This article first appeared in auditionoracle.com
Did you enjoy the French-themed accordion burlesque show you saw last week?
What do you mean you’ve never seen a French-themed accordion burlesque show?
Well, it is enitrely possible that there was a French-th(etc.) show somewhere in this most eclectic and all-embracing city of diverse entertainment, last week. And that you might have been there.
Even if you had, it’s probable that it would have been your first time at such a show.
First times are worth remembering. In this rather camp (and point-makingly extreme) example, you are the audience and may be seeing something new, individually or corporately. Perhaps you expected it. It probably made an impression.
It’s also possible that you might have attended a general audition for a list for future casting and this is your first, rather leftfield project. Like singing Rosina to a company panel and ending up in a chorus for Moses und Aaron.
Turn that around: perhaps you knew the job would be somewhat exotic but were not told to expect anything unusual at the audition.
What did such an audition consist of? Did you have to demonstrate a willingness to involve yourself in the ‘triple threat’ – i.e. to be able to sing, dance and act – as increasingly the demand of lyric theatre? Was there an indication that the work, as yet unspecified, might be new to you?

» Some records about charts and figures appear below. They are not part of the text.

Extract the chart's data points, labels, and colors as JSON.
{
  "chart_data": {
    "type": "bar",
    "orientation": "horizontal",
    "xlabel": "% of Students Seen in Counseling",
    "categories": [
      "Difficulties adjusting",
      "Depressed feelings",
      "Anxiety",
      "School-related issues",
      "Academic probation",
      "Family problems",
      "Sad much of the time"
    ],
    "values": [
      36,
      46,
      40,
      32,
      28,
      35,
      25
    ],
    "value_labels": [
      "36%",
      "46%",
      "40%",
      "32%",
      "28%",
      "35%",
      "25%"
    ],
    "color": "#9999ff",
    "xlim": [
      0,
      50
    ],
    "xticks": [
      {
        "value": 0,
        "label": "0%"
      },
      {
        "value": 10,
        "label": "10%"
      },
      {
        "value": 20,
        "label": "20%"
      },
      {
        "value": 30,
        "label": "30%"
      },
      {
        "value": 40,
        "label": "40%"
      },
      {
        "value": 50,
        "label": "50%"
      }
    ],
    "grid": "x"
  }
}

Perhaps you were only asked to sing but the audition circumstances were new to you. Warm up rooms are notorious for queuing more than one candidate at once. You might have been asked to perform in a small group. Or use a prop, or a chair. Perhaps you came to the audition with sheet music and the panel asked you to try it from memory. All of us have had the accompanist who plays at a wildly different speed to every possible interpretation of the music at hand!
It’s very difficult to hang on to your sense of perspective in an audition situation. I’m sure many of us have the experience of going to auditions where the panel have made a small request which takes on the appearance of asking you to remove all your clothing (‘would you like to take off your jacket?’) or sing through a straw (‘could you try that top B flat pianissimo instead of forte?’).
Auditions should be a place for a panel to hear what you are capable of, not to test your psychology. If a panel request is unusual it’s not to catch you out but to examine what you are already doing in a different light. Many stories of odd audition occurences involve one of the panel getting up and walking away. How many of such stories, I wonder, took place inside a building with changeable acoustics? For that matter, how many audition panels have been sitting down for four hours and simply want to get up and stretch? You are due the courtesy of being heard with full attention but being looked at and being heard are not mutually inclusive. Try not to worry.
I started this piece by talking about the audience. Why? Well, you may be singing a role debut that you have heard many times from the audience. Equally, whether you are singing Suzanna or Mimi or Maria for the fortieth time, it is almost certain that there will be one or two people in the audience who have never heard the music before, even on a recording. Perhaps you’ve done dozens and it’s press night – but everyone is keen to see what a particular music director has done to give the familiar some shine. Perhaps the director has made his Barber of Seville that French accordion player working in a burlesque club (*seriously, don’t Google this!).
The point is this. Remember that first experience of a new show. The awkward cocktail of being in the same row of seats but taking in something alien is central to the appeal of theatre. Live theatre is always a unique event, a never-to-be-repeated first time. It also reflects our experience of auditions, in which a small group of people must hear multiple performances of the same thing from individuals who have done their party piece on many occasions. The novelty – the frisson – of the exchange is crucial. It’s what makes the connection. The re-creation of a that first time is an event to be sought out and welcomed, not a hazard to fear.